Sci­an­ca: Die gan­ze Akti­on ist typisch tur­bo­dy­na­mis­tisch. Das beginnt mit der Selbst­si­cher­heit, mit der man eigen­mäch­tig etwas setzt, und die­ser Vol­un­t­a­ris­mus ist über­haupt die Grund­la­ge die­ser Kunst. Der Tur­bo­dy­na­mis­mus eig­net sich den Rela­ti­vis­mus der Kunst an, um Kunst zu schaf­fen, setzt sich aber gleich­zei­tig gegen das Rela­ti­ve der ande­ren durch. Und natür­lich haben sich die Künst­ler nach der Akti­on vor den Mäd­chen im Pub gerühmt, zumin­dest glau­be ich das, aber ich den­ke nicht, daß sie es im »Cut­ty Sark« gemacht haben.

sezes­si­on: Also: Der Tur­bo­dy­na­mis­mus kennt kei­ne Demut und kei­ne Mit­te, son­dern ist eine  aggres­si­ve, meta­po­li­tisch auf­ge­la­de­ne Pro­ze­dur, und vor allem ist er weder müde noch pes­si­mis­tisch. Wird er von außen wahr­ge­nom­men? Wird das als Kunst wahr­ge­nom­men oder sogar als eige­ne Stil­rich­tung? Wie war bei­spiels­wei­se die Reak­ti­on auf das Pro­jekt »Der Tur­bo­dy­na­mis­mus fndet die Lei­che von Bin Laden wieder«?

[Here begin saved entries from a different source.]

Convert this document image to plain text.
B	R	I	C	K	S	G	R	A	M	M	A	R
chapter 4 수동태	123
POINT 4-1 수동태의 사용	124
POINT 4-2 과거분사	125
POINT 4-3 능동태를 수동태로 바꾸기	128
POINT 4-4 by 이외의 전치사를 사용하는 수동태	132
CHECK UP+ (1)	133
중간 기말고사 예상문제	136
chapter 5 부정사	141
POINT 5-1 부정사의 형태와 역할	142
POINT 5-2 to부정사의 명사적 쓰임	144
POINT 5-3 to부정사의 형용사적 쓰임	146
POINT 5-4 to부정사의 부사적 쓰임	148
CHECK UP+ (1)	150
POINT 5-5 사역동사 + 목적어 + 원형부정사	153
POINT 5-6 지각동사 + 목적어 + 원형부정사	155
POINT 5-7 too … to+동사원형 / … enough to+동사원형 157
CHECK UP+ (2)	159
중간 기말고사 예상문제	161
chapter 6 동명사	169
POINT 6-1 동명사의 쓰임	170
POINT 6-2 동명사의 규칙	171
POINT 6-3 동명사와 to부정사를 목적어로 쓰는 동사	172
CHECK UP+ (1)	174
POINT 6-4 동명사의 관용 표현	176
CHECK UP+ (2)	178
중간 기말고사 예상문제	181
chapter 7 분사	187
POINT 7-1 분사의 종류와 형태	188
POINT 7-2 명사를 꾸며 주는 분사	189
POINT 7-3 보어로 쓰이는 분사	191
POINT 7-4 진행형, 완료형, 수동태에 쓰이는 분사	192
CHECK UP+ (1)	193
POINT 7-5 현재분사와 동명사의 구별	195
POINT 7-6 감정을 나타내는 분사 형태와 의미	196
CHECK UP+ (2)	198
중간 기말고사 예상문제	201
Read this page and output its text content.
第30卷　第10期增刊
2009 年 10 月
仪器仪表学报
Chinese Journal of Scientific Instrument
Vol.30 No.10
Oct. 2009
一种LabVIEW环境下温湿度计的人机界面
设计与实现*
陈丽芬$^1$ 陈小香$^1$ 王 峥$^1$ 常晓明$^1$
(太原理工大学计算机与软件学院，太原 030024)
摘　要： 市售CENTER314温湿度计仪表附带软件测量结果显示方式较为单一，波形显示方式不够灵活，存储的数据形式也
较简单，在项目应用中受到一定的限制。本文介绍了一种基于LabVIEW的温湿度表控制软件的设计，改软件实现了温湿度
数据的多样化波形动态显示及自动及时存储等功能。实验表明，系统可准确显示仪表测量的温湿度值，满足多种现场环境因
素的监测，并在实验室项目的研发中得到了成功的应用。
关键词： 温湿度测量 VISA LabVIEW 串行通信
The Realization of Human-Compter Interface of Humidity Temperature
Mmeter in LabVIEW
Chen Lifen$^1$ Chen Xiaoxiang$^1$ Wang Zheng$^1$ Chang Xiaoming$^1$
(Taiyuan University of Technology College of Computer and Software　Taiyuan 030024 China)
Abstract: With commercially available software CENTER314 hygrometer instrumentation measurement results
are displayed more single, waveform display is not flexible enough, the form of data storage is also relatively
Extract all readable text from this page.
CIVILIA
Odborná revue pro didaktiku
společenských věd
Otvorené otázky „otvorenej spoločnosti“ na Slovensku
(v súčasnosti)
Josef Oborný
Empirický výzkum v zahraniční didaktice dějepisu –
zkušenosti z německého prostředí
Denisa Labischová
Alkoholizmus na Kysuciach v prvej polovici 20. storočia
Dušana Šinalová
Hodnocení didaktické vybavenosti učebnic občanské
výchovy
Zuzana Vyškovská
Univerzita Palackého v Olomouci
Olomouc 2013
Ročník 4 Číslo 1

Sci­an­ca: Als wir mit dem Tur­bo­dy­na­mis­mus began­nen, wur­de gleich­zei­tig ein ideo­lo­gi­sches Mani­fest im Retro-Stil erstellt, ähn­lich einer Bekannt­ma­chung an die Bevöl­ke­rung des 19. Jahr­hun­derts. Es wur­de an vie­le Wän­de Ita­li­ens ange­bracht. Das sorg­te für eini­ges Auf­se­hen. Und auch heu­te zitie­ren Leu­te, die Casa­Pound Ita­lia angrei­fen wol­len, ein­zel­ne Stel­len die­ses Tex­tes. Es scheint, als wäre die­ses Mani­fest eine Ein­la­dung zur Kri­tik an uns und nicht in ers­ter Linie eine kul­tu­rel­le Pro­vo­ka­ti­on. Das ist sehr amü­sant. Aus einem etwas intel­li­gen­te­ren, künst­le­ri­schen Blick­win­kel wur­de auch in den Medi­en über die Aktio­nen der Tur­bo­dy­na­mis­ten gespro­chen, mit weit weni­ger Aggres­si­vi­tät natür­lich und auch nur sel­ten. Künst­le­risch ernst­ge­nom­men zu wer­den, ist unmög­lich, wenn man nicht eine ganz bestimm­te Spra­che spricht und sich nicht den eta­blier­ten Grup­pen öff­net, die wirk­lich über kul­tu­rel­le Macht ver­fü­gen. Aber der Tur­bo­dy­na­mis­mus ist ja eben gegen all dies ange­tre­ten. Und womög­lich will er auch gar nicht ernst genom­men wer­den.